When Wilson fractured his collarbone diving for a pass at camp, it appeared Chicago’s roster contained several suitable prospects as potential replacements. Surely, between players such as Eric Weems, Josh Morgan, Chris Williams, Armanti Edwards and Micheal Spurlock, along with newcomers Greg Herd and Dale Moss, the Bears could find a receiver capable of getting the job done until Wilson returns. They still might be able to pull from this group, with the exception of Weems, who was released once the Holmes news became official.
Let’s take a look at how they’ve played through the first two games of the preseason.
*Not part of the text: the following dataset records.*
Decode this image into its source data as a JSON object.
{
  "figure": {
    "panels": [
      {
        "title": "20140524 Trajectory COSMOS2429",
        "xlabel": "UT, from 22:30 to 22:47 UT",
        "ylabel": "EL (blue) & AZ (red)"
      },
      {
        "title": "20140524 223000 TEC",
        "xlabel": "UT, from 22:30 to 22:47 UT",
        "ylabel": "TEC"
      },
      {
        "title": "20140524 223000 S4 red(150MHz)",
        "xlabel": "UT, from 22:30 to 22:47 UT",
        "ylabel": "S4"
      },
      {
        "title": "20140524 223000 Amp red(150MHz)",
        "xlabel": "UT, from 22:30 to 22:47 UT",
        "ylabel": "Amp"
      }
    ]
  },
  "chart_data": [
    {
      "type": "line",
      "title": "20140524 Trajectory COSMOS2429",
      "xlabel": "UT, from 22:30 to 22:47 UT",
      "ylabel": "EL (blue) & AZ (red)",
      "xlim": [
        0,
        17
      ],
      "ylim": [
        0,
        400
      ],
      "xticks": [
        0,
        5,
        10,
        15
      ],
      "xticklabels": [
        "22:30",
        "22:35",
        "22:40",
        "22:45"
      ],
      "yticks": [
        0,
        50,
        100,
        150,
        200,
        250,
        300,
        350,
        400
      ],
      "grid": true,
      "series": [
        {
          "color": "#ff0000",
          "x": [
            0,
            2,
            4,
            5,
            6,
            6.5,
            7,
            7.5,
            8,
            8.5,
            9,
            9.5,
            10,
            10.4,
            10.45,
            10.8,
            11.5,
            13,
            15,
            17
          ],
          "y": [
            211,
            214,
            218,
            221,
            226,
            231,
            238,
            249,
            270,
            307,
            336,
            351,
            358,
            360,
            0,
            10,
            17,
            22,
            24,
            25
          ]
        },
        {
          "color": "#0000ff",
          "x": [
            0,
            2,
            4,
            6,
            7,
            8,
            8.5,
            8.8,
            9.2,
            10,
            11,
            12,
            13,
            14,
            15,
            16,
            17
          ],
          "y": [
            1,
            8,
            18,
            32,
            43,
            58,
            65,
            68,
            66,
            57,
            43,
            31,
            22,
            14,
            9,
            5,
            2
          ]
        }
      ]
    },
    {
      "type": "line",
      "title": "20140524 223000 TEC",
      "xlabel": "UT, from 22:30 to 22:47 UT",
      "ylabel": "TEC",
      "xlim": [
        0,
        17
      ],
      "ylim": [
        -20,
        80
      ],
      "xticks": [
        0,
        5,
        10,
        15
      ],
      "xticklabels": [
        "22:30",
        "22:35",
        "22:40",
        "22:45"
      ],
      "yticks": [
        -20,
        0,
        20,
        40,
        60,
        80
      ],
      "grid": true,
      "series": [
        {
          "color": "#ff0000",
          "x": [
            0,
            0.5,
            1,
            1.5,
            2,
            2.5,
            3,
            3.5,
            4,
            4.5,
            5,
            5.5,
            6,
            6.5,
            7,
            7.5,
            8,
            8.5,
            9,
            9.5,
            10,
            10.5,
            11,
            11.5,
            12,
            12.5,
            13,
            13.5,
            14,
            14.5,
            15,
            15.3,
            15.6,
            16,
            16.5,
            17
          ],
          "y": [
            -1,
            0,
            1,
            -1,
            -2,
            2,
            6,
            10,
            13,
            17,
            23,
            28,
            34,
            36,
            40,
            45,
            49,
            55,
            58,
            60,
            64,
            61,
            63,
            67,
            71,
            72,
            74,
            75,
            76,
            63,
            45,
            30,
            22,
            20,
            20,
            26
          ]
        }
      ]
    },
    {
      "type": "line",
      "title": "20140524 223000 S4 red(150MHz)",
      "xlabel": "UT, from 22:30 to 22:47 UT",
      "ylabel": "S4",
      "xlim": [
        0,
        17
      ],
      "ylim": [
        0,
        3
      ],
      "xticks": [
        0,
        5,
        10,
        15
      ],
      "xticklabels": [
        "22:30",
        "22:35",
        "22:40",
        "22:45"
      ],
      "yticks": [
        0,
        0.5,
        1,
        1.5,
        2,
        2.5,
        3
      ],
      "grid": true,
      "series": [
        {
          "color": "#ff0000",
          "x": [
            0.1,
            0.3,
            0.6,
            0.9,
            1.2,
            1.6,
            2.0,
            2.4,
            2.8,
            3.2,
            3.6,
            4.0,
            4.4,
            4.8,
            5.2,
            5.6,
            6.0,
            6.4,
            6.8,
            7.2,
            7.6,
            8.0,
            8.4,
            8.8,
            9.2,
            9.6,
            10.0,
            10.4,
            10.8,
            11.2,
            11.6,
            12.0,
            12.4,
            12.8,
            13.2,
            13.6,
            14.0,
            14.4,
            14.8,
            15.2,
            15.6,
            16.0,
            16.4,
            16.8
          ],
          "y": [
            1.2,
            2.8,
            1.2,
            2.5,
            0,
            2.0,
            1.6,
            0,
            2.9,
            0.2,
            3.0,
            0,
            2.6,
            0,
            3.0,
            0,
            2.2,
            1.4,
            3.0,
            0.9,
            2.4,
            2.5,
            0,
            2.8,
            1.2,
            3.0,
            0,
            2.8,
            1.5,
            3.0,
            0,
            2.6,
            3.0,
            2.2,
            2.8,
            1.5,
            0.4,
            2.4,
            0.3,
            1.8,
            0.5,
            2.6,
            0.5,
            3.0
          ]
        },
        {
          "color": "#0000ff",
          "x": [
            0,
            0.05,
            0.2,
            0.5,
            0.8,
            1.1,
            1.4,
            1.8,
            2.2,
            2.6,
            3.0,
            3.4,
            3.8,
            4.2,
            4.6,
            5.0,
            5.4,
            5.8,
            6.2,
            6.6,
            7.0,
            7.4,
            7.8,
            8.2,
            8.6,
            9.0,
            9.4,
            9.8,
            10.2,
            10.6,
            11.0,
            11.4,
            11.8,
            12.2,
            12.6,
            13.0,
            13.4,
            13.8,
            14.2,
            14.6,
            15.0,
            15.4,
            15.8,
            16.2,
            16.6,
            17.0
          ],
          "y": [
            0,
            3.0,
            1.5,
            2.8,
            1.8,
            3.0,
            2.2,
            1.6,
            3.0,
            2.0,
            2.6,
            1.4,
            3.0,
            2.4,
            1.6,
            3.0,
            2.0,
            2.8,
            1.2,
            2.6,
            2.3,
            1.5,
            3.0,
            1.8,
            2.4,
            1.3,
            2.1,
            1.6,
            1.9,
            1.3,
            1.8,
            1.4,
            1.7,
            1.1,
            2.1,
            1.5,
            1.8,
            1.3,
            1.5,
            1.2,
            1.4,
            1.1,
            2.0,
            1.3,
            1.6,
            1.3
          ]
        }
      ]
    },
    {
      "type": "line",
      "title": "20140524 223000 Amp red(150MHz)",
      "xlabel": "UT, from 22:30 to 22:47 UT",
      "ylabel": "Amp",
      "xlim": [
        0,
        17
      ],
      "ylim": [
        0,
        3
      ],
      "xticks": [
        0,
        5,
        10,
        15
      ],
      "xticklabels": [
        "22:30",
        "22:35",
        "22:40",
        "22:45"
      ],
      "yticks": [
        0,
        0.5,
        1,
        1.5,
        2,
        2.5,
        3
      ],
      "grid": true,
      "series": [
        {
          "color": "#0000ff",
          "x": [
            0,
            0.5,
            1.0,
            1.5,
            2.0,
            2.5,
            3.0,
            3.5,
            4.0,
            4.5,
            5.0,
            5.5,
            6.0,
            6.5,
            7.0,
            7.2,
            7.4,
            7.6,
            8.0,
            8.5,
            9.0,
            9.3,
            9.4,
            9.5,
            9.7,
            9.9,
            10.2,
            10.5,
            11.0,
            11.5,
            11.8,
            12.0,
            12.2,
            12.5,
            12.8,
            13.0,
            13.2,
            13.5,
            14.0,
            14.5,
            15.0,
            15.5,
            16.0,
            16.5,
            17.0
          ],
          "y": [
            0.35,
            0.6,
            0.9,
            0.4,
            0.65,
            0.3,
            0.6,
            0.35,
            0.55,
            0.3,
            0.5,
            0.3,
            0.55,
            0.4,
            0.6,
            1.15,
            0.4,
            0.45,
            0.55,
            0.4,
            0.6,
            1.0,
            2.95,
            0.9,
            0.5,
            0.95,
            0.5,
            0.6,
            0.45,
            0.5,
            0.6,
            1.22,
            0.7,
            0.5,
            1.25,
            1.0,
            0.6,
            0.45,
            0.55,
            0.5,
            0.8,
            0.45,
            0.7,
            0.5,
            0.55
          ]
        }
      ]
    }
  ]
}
Of the group, just Morgan and Spurlock caught more than three passes over the first two games as both have five receptions. After Josh Bellamy (three receptions), none of Wilson’s potential replacements collected more than two receptions. Williams (two receptions) receives a pass since he suffered a hamstring injury catching a 73-yard pass against the Philadelphia Eagles in the exhibition opener and sat out of Thursday night’s game, while Weems didn't record a single reception in two exhibition outings.
So while the group has shown some production, catching a combined 18 of the 32 passes thrown its way for 301 yards and two touchdowns, the team needs to find about half that output over two games from one player. Wilson showed that capability, and perhaps some of the other candidates possess it, too, but haven’t received ample opportunity due to the Bears shuffling so many players in and out of the lineup to glean a clean evaluation.
Holmes, 30, caught 23 passes for 456 yards and a touchdown in 11 games last season for the New York Jets. He played in four games in 2012 before suffering a lisfranc injury.
Holmes put together his most productive season with the Pittsburgh Steelers in 2009, registering a career-high 79 receptions for 1,248 yards, in addition to receiving MVP honors at Super Bowl XLIII.
Holmes doesn’t need to be all that in Chicago; just a suitable and consistent complement in the slot, which at this point appears more difficult to find with Wilson out of the picture.